Unterberger stayed in the post of the Nizhny Novgorod governor until the beginning of November 1905. A few days before the end of the governorship, he was promoted to senator.
On November 8, 1905, Lieutenant-General Pavel Unterberger was appointed commander of the Amur military district and ataman of the Amur Cossack troops, and 10 days later he was appointed Amur Governor-General. As governor-general, he made efforts to develop and settle the region. With his participation, new educational and medical institutions, including rural ones, were put into operation, development of polymetallic ores in Tetyukh was started, fisheries supervision was introduced, the Kamchatka and the Commander Islands were separated from the regional administration of the Primorsk region, new settlements were based. He contributed to the activities of Vladimir Arsenyev.
In foreign policy issues, he adhered to conservative positions, was extremely wary of Japan, despite the Russian-Japanese rapprochement after the Russo-Japanese War and the signing of a number of bilateral agreements of a general political and economic nature. Known as a systematic opponent of the migration of Koreans to the Russian Far East. In 1910, on his initiative, a cross was installed in honor of Semyon Dezhnev on Cape Dezhnev.
Unterberger completed his re-service in the Far East on December 6, 1910, at the age of 68. He passed the case to the Grand Master of the Stables Nikolai Gondatti and departed for Petersburg, where he was appointed a member of the State Council on December 6, 1910.

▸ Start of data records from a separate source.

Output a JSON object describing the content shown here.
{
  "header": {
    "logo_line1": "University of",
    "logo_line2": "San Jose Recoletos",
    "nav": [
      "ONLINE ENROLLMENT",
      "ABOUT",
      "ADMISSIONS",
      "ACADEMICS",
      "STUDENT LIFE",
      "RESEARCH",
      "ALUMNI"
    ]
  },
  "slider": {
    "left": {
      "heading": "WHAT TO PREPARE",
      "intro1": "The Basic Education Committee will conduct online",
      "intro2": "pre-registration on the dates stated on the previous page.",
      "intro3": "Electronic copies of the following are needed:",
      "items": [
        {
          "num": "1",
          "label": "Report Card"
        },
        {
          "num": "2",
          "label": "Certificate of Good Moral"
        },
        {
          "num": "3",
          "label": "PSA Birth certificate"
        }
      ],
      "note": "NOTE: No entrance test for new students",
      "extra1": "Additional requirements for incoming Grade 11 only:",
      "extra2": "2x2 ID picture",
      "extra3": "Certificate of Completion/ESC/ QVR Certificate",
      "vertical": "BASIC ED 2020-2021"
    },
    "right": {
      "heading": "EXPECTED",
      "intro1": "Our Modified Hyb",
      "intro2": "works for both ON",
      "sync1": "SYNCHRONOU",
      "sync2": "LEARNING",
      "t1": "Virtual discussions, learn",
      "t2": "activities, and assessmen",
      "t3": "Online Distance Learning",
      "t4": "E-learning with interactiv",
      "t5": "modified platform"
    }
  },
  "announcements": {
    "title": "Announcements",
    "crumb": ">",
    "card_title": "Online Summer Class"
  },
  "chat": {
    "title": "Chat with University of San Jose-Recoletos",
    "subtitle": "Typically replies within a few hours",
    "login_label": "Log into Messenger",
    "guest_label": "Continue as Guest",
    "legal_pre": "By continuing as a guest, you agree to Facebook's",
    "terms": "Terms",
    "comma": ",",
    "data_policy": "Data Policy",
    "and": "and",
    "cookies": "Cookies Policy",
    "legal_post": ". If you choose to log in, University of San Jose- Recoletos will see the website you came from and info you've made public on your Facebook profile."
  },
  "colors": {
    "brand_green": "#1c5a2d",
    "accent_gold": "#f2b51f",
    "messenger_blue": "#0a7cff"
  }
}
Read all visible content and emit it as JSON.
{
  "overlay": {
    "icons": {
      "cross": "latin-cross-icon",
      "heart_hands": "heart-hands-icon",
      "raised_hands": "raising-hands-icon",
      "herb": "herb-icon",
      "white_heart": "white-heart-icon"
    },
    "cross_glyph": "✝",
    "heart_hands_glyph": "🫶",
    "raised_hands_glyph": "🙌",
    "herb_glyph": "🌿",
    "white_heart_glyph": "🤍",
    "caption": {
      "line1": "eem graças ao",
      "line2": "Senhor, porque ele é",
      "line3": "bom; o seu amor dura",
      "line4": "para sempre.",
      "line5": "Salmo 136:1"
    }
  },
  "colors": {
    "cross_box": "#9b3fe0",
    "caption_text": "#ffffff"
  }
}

In 1912, Pavel Unterberger published the work "The Amur Region. 1906–1910" on the basis of materials collected during the service.
After the revolution, Unterberger went to Germany to visit his wife, daughter Maria and her husband, and became manager at Remplin Castle, where he died at the age of 78.

Awards and titles

Unterberger is a knight of many orders, including St. Stanislav, 1st class, St. Anna, 1st class, St. Vladimir, 2nd class, White Eagle, St. Alexander Nevsky with the diamond sign.
On June 3, 1897, he was awarded the title of Honorary Citizen of the city of Vladivostok.
In 1902, the annual meeting of the Russian Geographical Society awarded Pavel Unterberger a small gold medal for his work "Primorskaya Oblast. 1856–1898".